Median CFO pay increased by 5.2 percent in 2007, to $2,894,275 from the prior year’s $2,752,027, according to a new Equilar study of Standard & Poor’s 500 companies.

The executive compensation specialist noted that median total equity compensation actually jumped 8.2 percent, while median bonus payouts dropped 3.4 percent to bring down the total. The study covered 313 of the S&P 500 finance chiefs in place for at least two years.

The sharp median pay increase contrasts with a 1.3 percent increase in median CEO compensation in the same time frame, recorded in an Equilar study published in April. “The fact that median CFO compensation appears to be rising faster than median CEO compensation may indicate increased prominence for CFOs in the executive suite,” Equilar theorized.

Total compensation includes base salary, discretionary bonuses, nonequity incentive plan payouts, the grant date value of stock and option awards, and other compensation. Stock awards include service-based and performance-based awards. Option awards include service-based awards, performance-based awards, and stock appreciation rights. Other compensation typically includes benefits and perquisites.

Breaking down the numbers from 2006 to 2007, the median base salary for S&P 500 CFOs increased by 9.1 percent, to $525,000 from $481,250.

In 2007, S&P 500 CFOs received a median aggregate bonus of $576,880, down 3.4 percent from the median of $597,263 reported in 2006. In addition, 93.6 percent of CFOs received any form of bonus compensation in 2007, down from 99 percent in 2006.

Aggregate bonuses include discretionary awards, short-term non-equity incentive plan payouts (annual cash bonuses) and long-term non-equity incentive plan payouts (multi-year cash bonuses).

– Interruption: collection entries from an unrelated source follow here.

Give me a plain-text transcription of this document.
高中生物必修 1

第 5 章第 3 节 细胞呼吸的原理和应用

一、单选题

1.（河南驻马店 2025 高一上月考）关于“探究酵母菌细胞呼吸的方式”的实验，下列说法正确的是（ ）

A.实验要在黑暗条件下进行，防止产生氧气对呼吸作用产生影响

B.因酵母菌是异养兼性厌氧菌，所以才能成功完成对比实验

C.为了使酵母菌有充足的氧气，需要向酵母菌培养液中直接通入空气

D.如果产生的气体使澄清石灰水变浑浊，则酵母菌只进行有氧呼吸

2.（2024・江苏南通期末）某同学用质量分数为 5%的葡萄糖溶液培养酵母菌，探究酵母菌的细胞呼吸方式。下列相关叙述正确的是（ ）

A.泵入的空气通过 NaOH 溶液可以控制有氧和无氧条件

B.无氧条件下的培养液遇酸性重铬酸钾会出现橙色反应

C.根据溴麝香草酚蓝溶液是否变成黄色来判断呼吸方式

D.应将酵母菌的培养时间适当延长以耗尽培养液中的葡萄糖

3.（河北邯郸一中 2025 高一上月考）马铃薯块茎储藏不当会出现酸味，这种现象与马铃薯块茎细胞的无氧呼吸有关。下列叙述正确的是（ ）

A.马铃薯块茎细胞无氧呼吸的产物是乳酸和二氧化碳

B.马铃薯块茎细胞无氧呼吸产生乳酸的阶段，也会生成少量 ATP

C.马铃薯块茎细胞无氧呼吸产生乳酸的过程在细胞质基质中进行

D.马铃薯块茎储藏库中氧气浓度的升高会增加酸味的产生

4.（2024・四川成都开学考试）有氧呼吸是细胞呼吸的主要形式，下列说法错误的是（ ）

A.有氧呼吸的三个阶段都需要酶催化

Meanwhile, from 2006 to 2007 the total value of equity awards for S&P 500 CFOs increased by 8.2 percent, rising to a median of $1,523,810 from a 2006 median of $1,408,804. The percentage of CFOs receiving equity grants was nearly flat, registering at 95.5 percent compared to the prior year’s 95.8 percent.

The median value of other compensation for S&P 500 CFOs was $63,152 in 2007, a 9.1 percent increase over the median of $57,890. Meanwhile, for companies with consecutive years of data under the new Securities and Exchange Commission disclosure rules, the median value of accumulated pension benefits for S&P 500 CFOs was $1,061,198, an increase of 17.7 percent over the prior year’s $901,524. The percentage of CFOs with accumulated pension benefits also increased minimally, to 67.4 percent from 67.1 percent in 2006.

For companies with consecutive years of data under the new rules, the median value of deferred compensation plan balances increased by 21.3 percent from 2006 to 2007, climbing to a median value of $779,388. The percentage of CFOs with deferred compensation balances increased to 75.4 from 73.8 in 2007.